There’s no real agenda driving my supper strategy. I’m not a vegetarian. Or a vegan. Or a raw foodista. I just happen to like simple things done well. And it doesn’t get much simpler than the innate goodness of these ingredients. I initially intended this nonchalant approach to dinner as an occasional indulgence, reserved for weeknights after a market run when everything is go-weak-in-the-knees fresh and my schedule is go-weary-in-the-head crazy. Although somehow it’s become an almost nightly observance. I just lose myself in the colors and textures on the cutting board. Chioggias and chard. Microgreens and cilantro. Corn off the cob and cherry tomatoes with Thai basil and mint.
While I’d like to say this habit is my dirty little secret, it’s not. My husband, E, knows my tendency all too well. And it drives him to distraction. We tend to fend for ourselves for supper on weeknights, although he does so in a far less chaotic fashion than I. But before he can do so, he needs a little space. Almost every night he’ll walk into the kitchen, hungry and tired, glance at what was moments before an empty counter but is now my canvas, and resignedly mutter, “Just holler when you’re done.”
Some may construe this way of assembling supper as underwhelming, unsophisticated, even an act of quiet and misguided defiance against a culture that demands a dozen or more flavors of Doritos. I’m okay with that. To me, it’s a means of reveling in summer’s extravagance. It’s sort of how I consider makeup during warm weather. Why bother with anything beyond a little mascara and a smudge of lip stain over a tan? There’s a frank earthiness about both. A willing embrace of what is. So call me a simpleton.

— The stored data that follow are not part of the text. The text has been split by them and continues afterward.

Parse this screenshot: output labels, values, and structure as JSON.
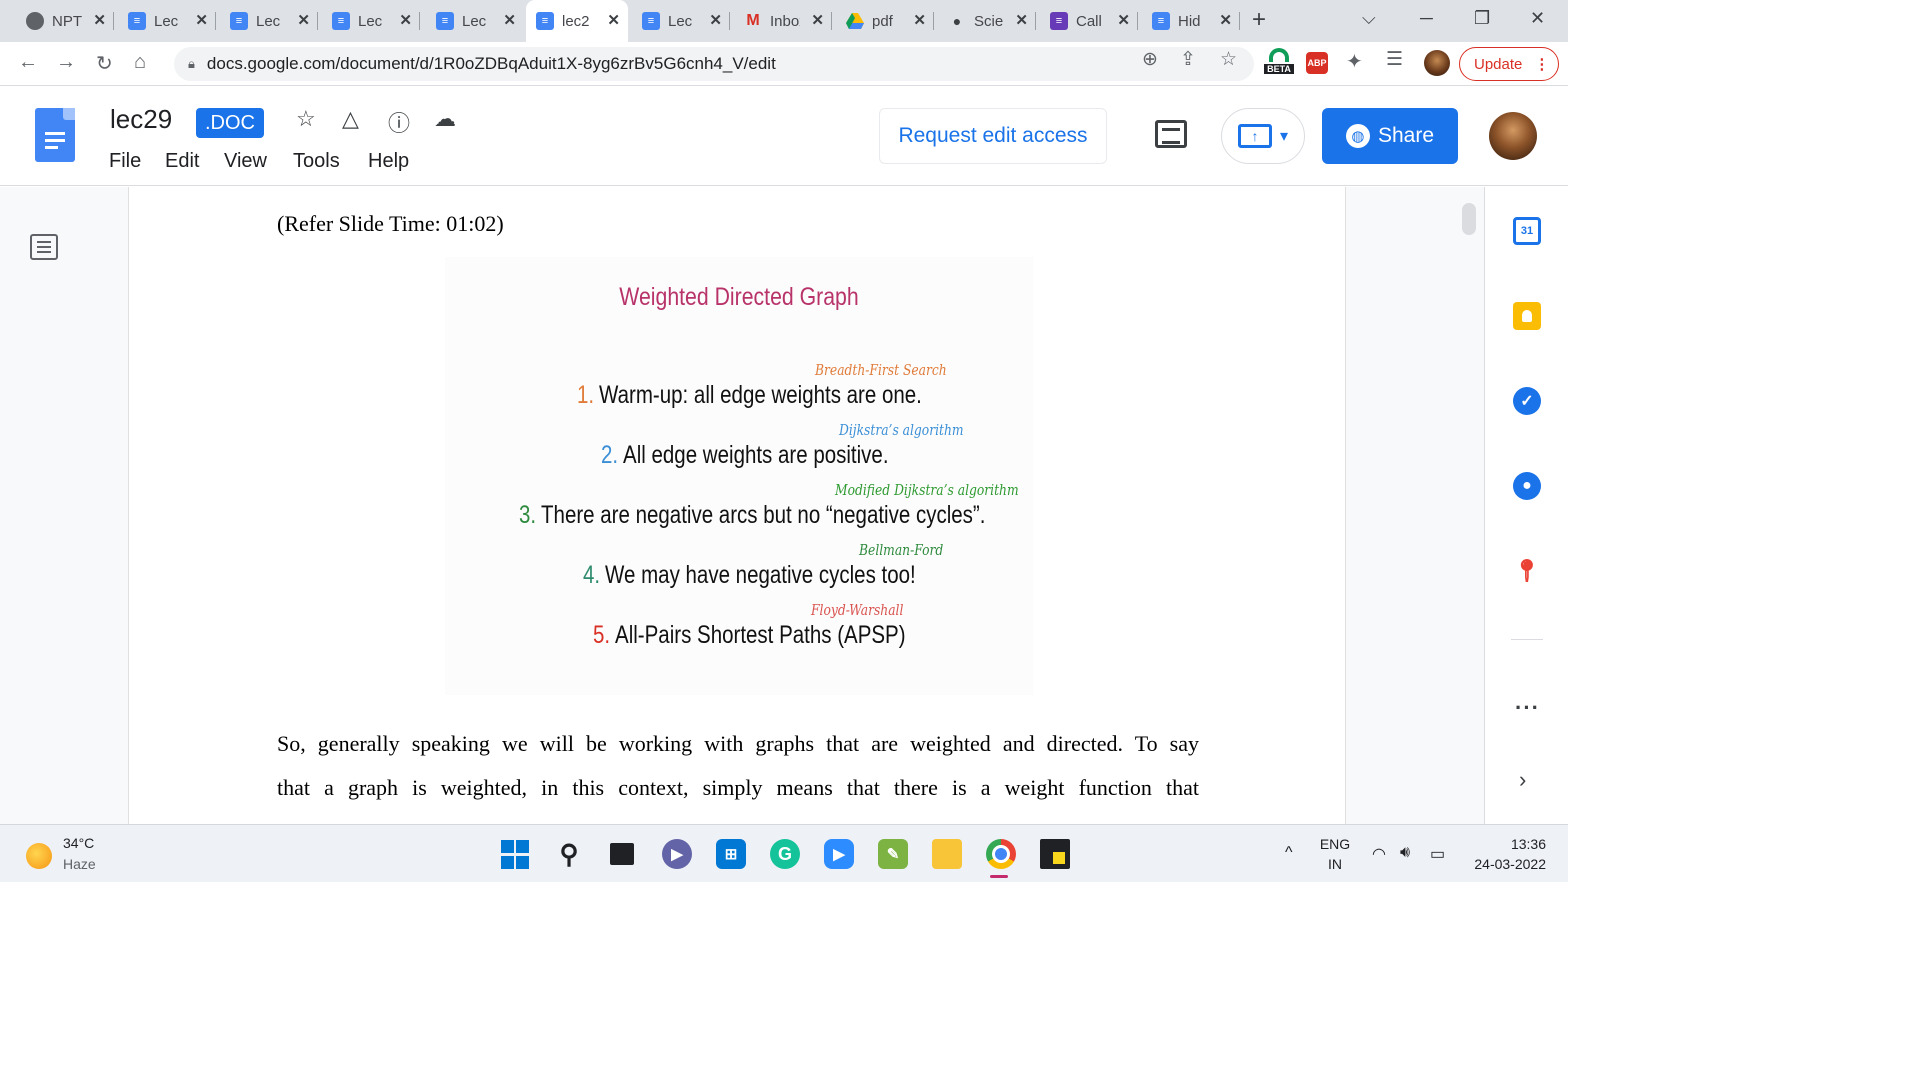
{
  "browser": {
    "tabs": [
      {
        "title": "NPTEL",
        "favicon": "globe-icon",
        "active": false
      },
      {
        "title": "Lec",
        "favicon": "docs-icon",
        "active": false
      },
      {
        "title": "Lec",
        "favicon": "docs-icon",
        "active": false
      },
      {
        "title": "Lec",
        "favicon": "docs-icon",
        "active": false
      },
      {
        "title": "Lec",
        "favicon": "docs-icon",
        "active": false
      },
      {
        "title": "lec2",
        "favicon": "docs-icon",
        "active": true
      },
      {
        "title": "Lec",
        "favicon": "docs-icon",
        "active": false
      },
      {
        "title": "Inbox",
        "favicon": "gmail-icon",
        "active": false
      },
      {
        "title": "pdf",
        "favicon": "drive-icon",
        "active": false
      },
      {
        "title": "Scie",
        "favicon": "chat-icon",
        "active": false
      },
      {
        "title": "Call",
        "favicon": "forms-icon",
        "active": false
      },
      {
        "title": "Hid",
        "favicon": "docs-icon",
        "active": false
      }
    ],
    "url": "docs.google.com/document/d/1R0oZDBqAduit1X-8yg6zrBv5G6cnh4_V/edit",
    "extensions": {
      "beta_label": "BETA",
      "abp_label": "ABP"
    },
    "update_label": "Update"
  },
  "docs": {
    "title": "lec29",
    "badge": ".DOC",
    "menu": [
      "File",
      "Edit",
      "View",
      "Tools",
      "Help"
    ],
    "request_access_label": "Request edit access",
    "share_label": "Share"
  },
  "document": {
    "refer_line": "(Refer Slide Time: 01:02)",
    "slide": {
      "title": "Weighted Directed Graph",
      "items": [
        {
          "num": "1.",
          "text": "Warm-up: all edge weights are one.",
          "num_color": "#e07b39",
          "note": "Breadth-First Search",
          "note_color": "#e07b39"
        },
        {
          "num": "2.",
          "text": "All edge weights are positive.",
          "num_color": "#3b8fd6",
          "note": "Dijkstra’s algorithm",
          "note_color": "#3b8fd6"
        },
        {
          "num": "3.",
          "text": "There are negative arcs but no “negative cycles”.",
          "num_color": "#2e8b3e",
          "note": "Modified Dijkstra’s algorithm",
          "note_color": "#2e9a30"
        },
        {
          "num": "4.",
          "text": "We may have negative cycles too!",
          "num_color": "#2e8b6e",
          "note": "Bellman-Ford",
          "note_color": "#2e8b3e"
        },
        {
          "num": "5.",
          "text": "All-Pairs Shortest Paths (APSP)",
          "num_color": "#d93025",
          "note": "Floyd-Warshall",
          "note_color": "#d9534f"
        }
      ]
    },
    "paragraph_lines": [
      "So, generally speaking we will be working with graphs that are weighted and directed. To say",
      "that a graph is weighted, in this context, simply means that there is a weight function that"
    ]
  },
  "sidepanel": {
    "calendar_day": "31",
    "items": [
      "calendar-icon",
      "keep-icon",
      "tasks-icon",
      "contacts-icon",
      "maps-icon"
    ]
  },
  "taskbar": {
    "weather_temp": "34°C",
    "weather_cond": "Haze",
    "lang_1": "ENG",
    "lang_2": "IN",
    "time": "13:36",
    "date": "24-03-2022"
  }
}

It’s not for long, this simple summer supper. Still, E won’t get his countertop back anytime soon. Come late season, as I mourn the loss of these ingredients, the pile-it-on-the-cutting-board approach will be replaced by its not too distant kin, the cook-it-all-in-one-skillet technique, dubbed greenmarket hash by one of my girlfriends. A recipe for another day, perhaps.